The group played tracks from its five-album catalogue, including “Mentality” from Strength To Survive, and from its latest release, the track “I Believe”, recorded with Michael Franti and Nahko, “She Still Loves Me” (recorded with Collie Budz), and “Shadow”, with lead vocal by Trevor. In the three years since the group’s previous appearance at SunFest, its following has grown exponentially, as evidenced by the large crowd that braved the heat to watch the band. But while this performance was good, I couldn’t help but feel that the group’s 2012 SunFest show was more engaging, and Empress K of Reggae Reflection preferred the band’s performance at the Nine Mile festival in Miami in February. But we were probably in the minority in thinking that, and I imagine this won’t be the last SunFest will see of SOJA.
Give this classic-rocker credit for addressing the elephant in the room.

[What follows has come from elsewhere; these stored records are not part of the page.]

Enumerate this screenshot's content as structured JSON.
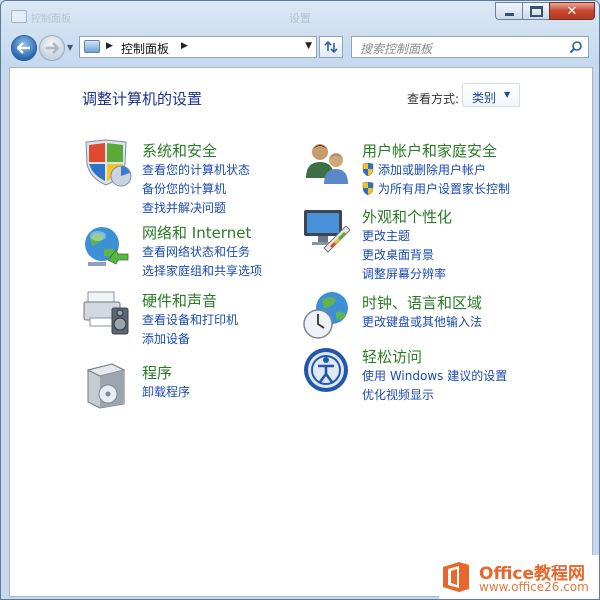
{
  "window": {
    "title": "设置",
    "faded_breadcrumb": "控制面板"
  },
  "navbar": {
    "address_crumb": "控制面板",
    "search_placeholder": "搜索控制面板"
  },
  "main": {
    "heading": "调整计算机的设置",
    "view_by_label": "查看方式:",
    "view_by_value": "类别"
  },
  "categories": [
    {
      "title": "系统和安全",
      "icon": "system-security-icon",
      "links": [
        "查看您的计算机状态",
        "备份您的计算机",
        "查找并解决问题"
      ]
    },
    {
      "title": "网络和 Internet",
      "icon": "network-icon",
      "links": [
        "查看网络状态和任务",
        "选择家庭组和共享选项"
      ]
    },
    {
      "title": "硬件和声音",
      "icon": "hardware-sound-icon",
      "links": [
        "查看设备和打印机",
        "添加设备"
      ]
    },
    {
      "title": "程序",
      "icon": "programs-icon",
      "links": [
        "卸载程序"
      ]
    },
    {
      "title": "用户帐户和家庭安全",
      "icon": "user-accounts-icon",
      "links": [
        "添加或删除用户帐户",
        "为所有用户设置家长控制"
      ]
    },
    {
      "title": "外观和个性化",
      "icon": "appearance-icon",
      "links": [
        "更改主题",
        "更改桌面背景",
        "调整屏幕分辨率"
      ]
    },
    {
      "title": "时钟、语言和区域",
      "icon": "clock-region-icon",
      "links": [
        "更改键盘或其他输入法"
      ]
    },
    {
      "title": "轻松访问",
      "icon": "ease-of-access-icon",
      "links": [
        "使用 Windows 建议的设置",
        "优化视频显示"
      ]
    }
  ],
  "watermark": {
    "brand": "Office教程网",
    "url": "www.office26.com"
  },
  "colors": {
    "category_title": "#2a7a26",
    "link": "#1b4ab0",
    "heading": "#1e3287",
    "watermark": "#e8672c"
  }
}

Since his heyday of the ‘70s and ‘80s, Eddie has both gained some weight and lost some vocal strength.
So in his Sunfest set he compensated for the latter by having the audience do a lot of singing along, and he tackled the former with a series of jokes between songs. Most took the form of his wife making fun of him (a sample joke, about his portly video image: “I told my wife the camera adds ten pounds. She said, ‘How many cameras were on you?’ “)
Eddie’s set consisted of singing his many well-known hits to the accompaniment of a seasoned four-piece band.
The show kicked off with “Baby, Hold on to Me”, followed shortly by “Walk on Water”, then later “Take Me Home Tonight,” for which the studio recording had featured Ronnie Spector of ’60s girl-group The Ronettes. For the encore, Eddie dug deep for the classic-rock staple “Shaking.”
This bar-band-made-good is best known for its top-ten hit “On The Dark Side” from its soundtrack for the 1983 movie “Eddie and The Cruisers.” Fortunately for this Sunfest roving reporter, this was the third song on the set-list, but unfortunately this was apparently still early enough in the show for the sound engineers to be having issues, as John Cafferty’s vocal was so low as to be almost inaudible. Everyone in the crowd knew the words, though, and they were happy to turn that part of the performance in a group sing-along.
Immediately afterwards, John’s mike got turned up enough for the crowd to hear his story about working with Ben E. King, who had passed away two days earlier. The legendary ‘60s soul singer did a guest vocal for the “Cruisers” soundtrack on the song “Boardwalk Angel.” According to John, Ben was very complimentary about Cafferty’s writing for that ballad, so the group then performed the tune as a posthumous tribute.
Cafferty made a point of singling out the group’s sax player, Michael “Tunes” Antunes, who was not only one of the band’s original members, but also the only one to have an acting part in the Cruisers movie, as a member of the fictional band.